Общий праздник затягивался. Наконец, за одним столом начали собираться домой. Небольшая компания из четырех мужичков нестройно поднималась, отряхивая крошки, охлопывая себя по карманам с остатками зарплаты, которую ждут-не дождутся дома.
– Степа! Степан! Ты идешь? – окликнул один из мужичков увлекшегося беседой товарища. Степан сидел в углу, рьяно доказывая что-то другой компании. На окрик он только отмахнулся рукой с зажатой между двумя пальцами сигаретой.
– Степ, пойдем, – попытался урезонить другой мужик, – Мы домой, а то потом один пойдешь через лес!
Степан только пьяно мотнул головой.
– Что же делать, силком его, что ли, волочь? – задумчиво произнес самый старший из компании, – Белояриха говорила, чтобы не ходили через лес в одиночку.
– Да что он, маленький, что ли! – рассердился тот, кто окликал Степана, – Сам знает, что почем! Уговаривать не будем, пойдем. Томка оставит у себя в подсобке до утра, она часто так делает. Закроет его, а утром откроет, как проспится.
Караулить загулявшего Степана никому не хотелось. Всем надо было домой, и, подождав ещё немного без особого результата, мужички ушли.
Степан слегка осознал реальность только ближе к половине двенадцатого, когда Тома стала звенеть ключами, выгоняя особо загостившихся.
– Ё-моё! А где ж мои дружбаны! – поинтересовался Степа, – Я что, теперь один через лес пойду? Да тут, почитай, шесть километров!
Тома равнодушно пожала плечами:
– Дружбаны твои ещё часа два как ушли, и тебя с собой звали, а ты как глухой! – проворчала она.
– Я через лес один не пойду! – упрямо заявил Степан, – Я, лучше, к тебе в подсобку!
– Не могу я, Степ, – доверительно сказала Тома, – Я на завтра отпросилась, свекровка приезжает. Некому будет тебя утром отомкнуть. Буфет до вечера закрыт будет. Я только к вечернему «скорому» приду, товар приму, и опять уйду. Так что давай, иди! Или попросись к кому-нибудь на одну ночку, – она игриво подмигнула и заперла помещение буфета.
Степа остался один на перроне. Здравых мыслей в голове не наблюдалось, кроме ощущения, что набрался он, как давно уже не случалось. Хотелось домой, в кровать, но до дома ещё дойти надо было.
Следующий приступ осознания пришёл к Степану, когда он обнаружил себя бредущим по темной лесной дороге, подсвечивая себе фонариком. Наверное, сердобольная Тома на прощание все же позаботилась о беспутном клиенте, выделила ему осветительный прибор. Сапоги дорогу знали. Стёпа шел, неуверенно ставя ноги в накатанные колеи. Но они, почему-то скоро кончились. Под ногами мягко пружинил мох и попадались какие-то сухие прутики.
«Сошел-таки с дороги!» – подумал Стёпа, – «Где ее теперь искать?»

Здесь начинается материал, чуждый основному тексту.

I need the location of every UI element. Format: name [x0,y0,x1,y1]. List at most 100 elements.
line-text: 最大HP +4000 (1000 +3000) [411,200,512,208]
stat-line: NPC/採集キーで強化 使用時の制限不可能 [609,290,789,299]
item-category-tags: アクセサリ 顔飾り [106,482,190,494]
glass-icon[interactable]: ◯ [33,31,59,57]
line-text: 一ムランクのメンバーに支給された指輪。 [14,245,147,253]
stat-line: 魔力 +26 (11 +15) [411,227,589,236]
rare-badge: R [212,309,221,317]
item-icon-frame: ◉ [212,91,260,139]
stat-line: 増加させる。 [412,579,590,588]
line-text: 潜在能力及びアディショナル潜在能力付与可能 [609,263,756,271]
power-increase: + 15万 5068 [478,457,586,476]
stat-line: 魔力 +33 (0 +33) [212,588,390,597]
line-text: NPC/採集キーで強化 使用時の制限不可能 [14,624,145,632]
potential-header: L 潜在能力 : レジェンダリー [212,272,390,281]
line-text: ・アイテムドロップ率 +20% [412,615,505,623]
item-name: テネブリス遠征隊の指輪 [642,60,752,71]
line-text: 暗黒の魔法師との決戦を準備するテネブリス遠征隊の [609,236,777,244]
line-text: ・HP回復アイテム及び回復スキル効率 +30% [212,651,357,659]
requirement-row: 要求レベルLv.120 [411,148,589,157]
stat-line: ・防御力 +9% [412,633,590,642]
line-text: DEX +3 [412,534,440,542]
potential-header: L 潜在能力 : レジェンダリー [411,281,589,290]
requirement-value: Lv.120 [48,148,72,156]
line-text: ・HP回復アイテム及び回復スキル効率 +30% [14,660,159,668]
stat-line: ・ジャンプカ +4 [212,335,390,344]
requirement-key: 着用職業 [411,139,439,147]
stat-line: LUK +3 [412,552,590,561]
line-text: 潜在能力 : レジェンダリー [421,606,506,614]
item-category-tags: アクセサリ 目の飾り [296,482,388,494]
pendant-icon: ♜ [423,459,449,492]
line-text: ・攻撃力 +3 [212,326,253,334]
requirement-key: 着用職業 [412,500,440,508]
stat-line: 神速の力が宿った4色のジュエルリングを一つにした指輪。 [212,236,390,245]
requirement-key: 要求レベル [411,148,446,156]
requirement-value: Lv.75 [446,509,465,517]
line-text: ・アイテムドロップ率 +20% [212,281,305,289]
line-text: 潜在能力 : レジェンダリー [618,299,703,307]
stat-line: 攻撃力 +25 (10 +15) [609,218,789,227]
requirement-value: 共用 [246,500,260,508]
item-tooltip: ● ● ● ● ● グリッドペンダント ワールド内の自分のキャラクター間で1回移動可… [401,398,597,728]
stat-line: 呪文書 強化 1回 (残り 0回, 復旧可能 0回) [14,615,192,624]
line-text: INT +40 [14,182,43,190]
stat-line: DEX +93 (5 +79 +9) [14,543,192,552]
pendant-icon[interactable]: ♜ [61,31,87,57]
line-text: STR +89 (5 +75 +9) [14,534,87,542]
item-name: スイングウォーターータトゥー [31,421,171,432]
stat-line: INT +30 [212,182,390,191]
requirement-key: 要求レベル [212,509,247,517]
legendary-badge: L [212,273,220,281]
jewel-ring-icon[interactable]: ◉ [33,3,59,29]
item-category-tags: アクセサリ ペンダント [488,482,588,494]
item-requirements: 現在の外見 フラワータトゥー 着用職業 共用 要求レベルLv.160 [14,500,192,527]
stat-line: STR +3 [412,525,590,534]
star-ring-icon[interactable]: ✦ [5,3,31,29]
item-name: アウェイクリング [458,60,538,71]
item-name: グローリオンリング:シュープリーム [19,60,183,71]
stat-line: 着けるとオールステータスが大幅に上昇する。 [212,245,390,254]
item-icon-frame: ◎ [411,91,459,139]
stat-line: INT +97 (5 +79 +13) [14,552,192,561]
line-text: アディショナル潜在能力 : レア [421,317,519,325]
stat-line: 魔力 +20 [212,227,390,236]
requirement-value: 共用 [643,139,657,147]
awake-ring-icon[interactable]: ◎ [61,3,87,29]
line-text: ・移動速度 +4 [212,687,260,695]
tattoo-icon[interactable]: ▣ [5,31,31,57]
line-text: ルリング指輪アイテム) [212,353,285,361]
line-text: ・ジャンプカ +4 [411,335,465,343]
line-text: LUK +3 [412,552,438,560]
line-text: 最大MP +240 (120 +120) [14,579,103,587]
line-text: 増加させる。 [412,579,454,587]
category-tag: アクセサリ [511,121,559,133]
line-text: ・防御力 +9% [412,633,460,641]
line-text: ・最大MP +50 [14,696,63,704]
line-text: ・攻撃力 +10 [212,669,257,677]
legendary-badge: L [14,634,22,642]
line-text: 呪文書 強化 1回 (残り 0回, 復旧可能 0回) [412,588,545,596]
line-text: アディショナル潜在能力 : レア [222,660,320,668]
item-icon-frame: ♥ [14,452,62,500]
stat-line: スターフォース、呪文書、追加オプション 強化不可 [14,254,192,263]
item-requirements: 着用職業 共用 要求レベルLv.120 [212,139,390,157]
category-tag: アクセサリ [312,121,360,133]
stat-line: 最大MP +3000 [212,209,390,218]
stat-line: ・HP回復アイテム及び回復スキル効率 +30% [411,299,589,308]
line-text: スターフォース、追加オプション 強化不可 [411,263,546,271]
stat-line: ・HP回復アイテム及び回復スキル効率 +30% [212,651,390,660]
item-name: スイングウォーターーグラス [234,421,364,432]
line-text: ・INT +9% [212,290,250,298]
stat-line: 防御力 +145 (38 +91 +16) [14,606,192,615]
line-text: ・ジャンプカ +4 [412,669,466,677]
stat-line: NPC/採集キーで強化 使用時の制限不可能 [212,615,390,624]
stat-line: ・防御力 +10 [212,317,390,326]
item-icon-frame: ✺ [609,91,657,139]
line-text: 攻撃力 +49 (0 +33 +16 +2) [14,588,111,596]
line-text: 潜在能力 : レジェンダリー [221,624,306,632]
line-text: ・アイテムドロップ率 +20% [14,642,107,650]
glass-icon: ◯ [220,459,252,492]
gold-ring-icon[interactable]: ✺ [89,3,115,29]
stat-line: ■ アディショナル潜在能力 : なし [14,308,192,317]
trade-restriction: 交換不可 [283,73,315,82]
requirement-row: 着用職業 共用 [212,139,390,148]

Ветки хлестали его по лицу. Мутило. Хотелось прилечь. Только какая-то смутная тревога гнала его дальше. Поплутав ещё немного, и убедившись, что дорога не находится, Степан вдруг обнаружил, что ветки больше не хлещут. Перед ним была темная поляна, чуть освещенная мутной луной, которая то проглядывала сквозь облака, то скрывалась за ними.
Но Степан и этому был рад. Потоптавшись для верности, он кое-как укутался в телогрейку, и лег, подложив шапку под голову. Уснул он почти мгновенно. Но сон его был странным, тревожащим и гнетущим. Вокруг него по поляне кто-то ходил тяжеленными шагами, от которых вздрагивала земля. То ли во сне это было, то ли нет – Степа не понимал, по-трезвому, он точно испугался бы. Но такое количество алкоголя, которое он принял в тот вечер, отключило почти все чувства. Его хватило только, чтобы рассудить, что, если зверь – бежать уже поздно, поэтому он свернулся калачиком поплотнее, для тепла. Шаги затихли, как будто кто-то стоял над Степаном, ожидая, когда он проснется, но Степа тут же уснул снова, и что было дальше – не ведал.